DOUBLE LIVES is one of a slew of books which have recently appeared reviewing the significance of the Cold War in the wake of the Soviet Union’s disintegration. What did the competition between the Soviet Union and the United States really mean? What were Soviet intentions? These questions have been asked since the Cold War’s beginnings in the late 1940’s. With the ending of the Cold War and the gradual opening up of Soviet archives, these questions are beginning to be pursued in a new and authoritative manner.
Koch focuses on the period between 1933 and 1940, the years encompassing the advent of the Nazi regime in Germany, the Spanish Civil War, and the beginning of World War II. He makes frequent reference to the decades before and after this seven-year epoch, but he believes that Hitler’s hegemony and Stalin’s consolidation of authority through the purge trials of the mid-1930’s are the proper frame for understanding Soviet treatment of the West.

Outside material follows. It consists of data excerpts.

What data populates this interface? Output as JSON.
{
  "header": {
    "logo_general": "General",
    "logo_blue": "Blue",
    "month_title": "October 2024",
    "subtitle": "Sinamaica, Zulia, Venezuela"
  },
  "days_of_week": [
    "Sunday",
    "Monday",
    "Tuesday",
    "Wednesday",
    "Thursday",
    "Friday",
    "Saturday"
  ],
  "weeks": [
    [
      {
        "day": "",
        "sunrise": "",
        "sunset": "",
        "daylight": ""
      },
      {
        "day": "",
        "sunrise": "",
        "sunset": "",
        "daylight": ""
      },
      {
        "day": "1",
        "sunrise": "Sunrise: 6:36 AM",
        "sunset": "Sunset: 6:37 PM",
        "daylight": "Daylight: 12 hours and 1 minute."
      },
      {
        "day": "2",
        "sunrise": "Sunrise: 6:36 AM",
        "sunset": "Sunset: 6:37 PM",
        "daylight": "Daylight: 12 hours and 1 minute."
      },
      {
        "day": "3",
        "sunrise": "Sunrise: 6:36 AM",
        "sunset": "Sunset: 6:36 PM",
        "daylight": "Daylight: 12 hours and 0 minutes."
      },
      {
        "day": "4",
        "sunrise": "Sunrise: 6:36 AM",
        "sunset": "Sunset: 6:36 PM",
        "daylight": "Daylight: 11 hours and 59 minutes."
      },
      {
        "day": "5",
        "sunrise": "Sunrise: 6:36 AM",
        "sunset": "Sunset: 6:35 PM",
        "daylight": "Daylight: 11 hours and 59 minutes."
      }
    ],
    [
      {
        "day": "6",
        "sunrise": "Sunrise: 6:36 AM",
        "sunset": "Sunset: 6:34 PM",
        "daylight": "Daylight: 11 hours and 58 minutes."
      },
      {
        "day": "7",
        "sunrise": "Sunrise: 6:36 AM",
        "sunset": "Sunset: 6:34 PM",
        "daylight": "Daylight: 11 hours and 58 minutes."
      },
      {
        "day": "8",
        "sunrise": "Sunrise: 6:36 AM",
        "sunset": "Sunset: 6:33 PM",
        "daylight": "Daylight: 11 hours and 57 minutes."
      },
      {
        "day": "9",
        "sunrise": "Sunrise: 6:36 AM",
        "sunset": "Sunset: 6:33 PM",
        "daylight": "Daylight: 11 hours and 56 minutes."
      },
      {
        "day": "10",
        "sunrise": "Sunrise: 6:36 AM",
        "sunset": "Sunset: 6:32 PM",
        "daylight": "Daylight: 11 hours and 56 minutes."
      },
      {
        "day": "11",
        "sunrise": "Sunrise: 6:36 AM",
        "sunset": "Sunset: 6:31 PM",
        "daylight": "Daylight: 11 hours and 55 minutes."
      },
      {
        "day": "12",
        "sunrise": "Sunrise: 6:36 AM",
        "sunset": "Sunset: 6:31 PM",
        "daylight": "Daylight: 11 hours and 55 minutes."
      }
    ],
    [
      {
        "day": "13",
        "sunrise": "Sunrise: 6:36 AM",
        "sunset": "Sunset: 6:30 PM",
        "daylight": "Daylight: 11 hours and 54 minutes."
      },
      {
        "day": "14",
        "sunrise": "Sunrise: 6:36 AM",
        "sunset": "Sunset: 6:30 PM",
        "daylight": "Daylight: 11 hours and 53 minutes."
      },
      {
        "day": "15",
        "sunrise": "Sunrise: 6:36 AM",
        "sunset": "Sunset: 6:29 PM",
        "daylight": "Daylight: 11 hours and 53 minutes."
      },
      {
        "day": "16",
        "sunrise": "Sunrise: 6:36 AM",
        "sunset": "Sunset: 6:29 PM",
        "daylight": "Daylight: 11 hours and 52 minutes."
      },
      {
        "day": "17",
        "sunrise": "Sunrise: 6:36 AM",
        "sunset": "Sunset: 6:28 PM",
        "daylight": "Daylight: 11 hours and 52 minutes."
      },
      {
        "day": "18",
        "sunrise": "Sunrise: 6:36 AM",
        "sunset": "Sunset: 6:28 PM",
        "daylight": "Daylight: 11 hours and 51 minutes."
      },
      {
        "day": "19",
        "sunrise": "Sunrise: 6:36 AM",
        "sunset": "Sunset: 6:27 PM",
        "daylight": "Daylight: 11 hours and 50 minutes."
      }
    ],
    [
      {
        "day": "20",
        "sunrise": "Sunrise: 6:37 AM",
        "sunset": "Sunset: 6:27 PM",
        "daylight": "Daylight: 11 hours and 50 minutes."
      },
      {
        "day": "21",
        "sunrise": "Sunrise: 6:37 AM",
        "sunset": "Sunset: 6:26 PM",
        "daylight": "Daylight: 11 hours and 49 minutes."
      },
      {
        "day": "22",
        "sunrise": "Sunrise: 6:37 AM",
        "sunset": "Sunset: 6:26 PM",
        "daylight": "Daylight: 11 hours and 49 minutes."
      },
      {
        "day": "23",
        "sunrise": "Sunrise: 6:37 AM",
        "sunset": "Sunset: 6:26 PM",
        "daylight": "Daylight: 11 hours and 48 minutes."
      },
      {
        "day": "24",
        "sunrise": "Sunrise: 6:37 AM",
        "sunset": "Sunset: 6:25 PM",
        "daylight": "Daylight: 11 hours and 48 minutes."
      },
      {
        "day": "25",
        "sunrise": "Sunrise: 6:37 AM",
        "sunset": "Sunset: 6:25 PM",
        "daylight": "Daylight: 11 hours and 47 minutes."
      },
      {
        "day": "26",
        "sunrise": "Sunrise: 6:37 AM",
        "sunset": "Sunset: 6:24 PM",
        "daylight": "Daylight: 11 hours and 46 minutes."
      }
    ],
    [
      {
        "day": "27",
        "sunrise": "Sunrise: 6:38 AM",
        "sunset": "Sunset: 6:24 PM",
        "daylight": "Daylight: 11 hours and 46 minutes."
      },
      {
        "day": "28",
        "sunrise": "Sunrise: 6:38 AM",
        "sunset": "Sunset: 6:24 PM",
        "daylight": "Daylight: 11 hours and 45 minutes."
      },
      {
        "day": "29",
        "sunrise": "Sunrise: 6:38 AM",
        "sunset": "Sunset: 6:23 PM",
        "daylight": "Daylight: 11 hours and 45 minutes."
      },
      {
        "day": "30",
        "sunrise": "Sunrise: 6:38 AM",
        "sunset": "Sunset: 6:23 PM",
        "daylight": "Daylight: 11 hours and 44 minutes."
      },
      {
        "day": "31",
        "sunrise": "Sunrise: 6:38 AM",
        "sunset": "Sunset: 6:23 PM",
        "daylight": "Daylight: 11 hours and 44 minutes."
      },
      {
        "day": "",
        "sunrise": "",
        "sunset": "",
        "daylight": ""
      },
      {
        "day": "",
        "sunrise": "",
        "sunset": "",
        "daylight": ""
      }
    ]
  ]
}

Although his evidence is sketchy, and he often overstates his argument, Koch demonstrates how much in common Hitler and Stalin had as dictators, and how Stalin used the anti-Fascist movement in the West to promulgate Soviet objectives—essentially a free reign for him in Eastern Europe and elsewhere docile governments, infiltrated with Soviet spies or sympathizers.
Koch suggests that Willi Munzenberg, a German Communist, ran the Soviet apparatus of spies and fellow...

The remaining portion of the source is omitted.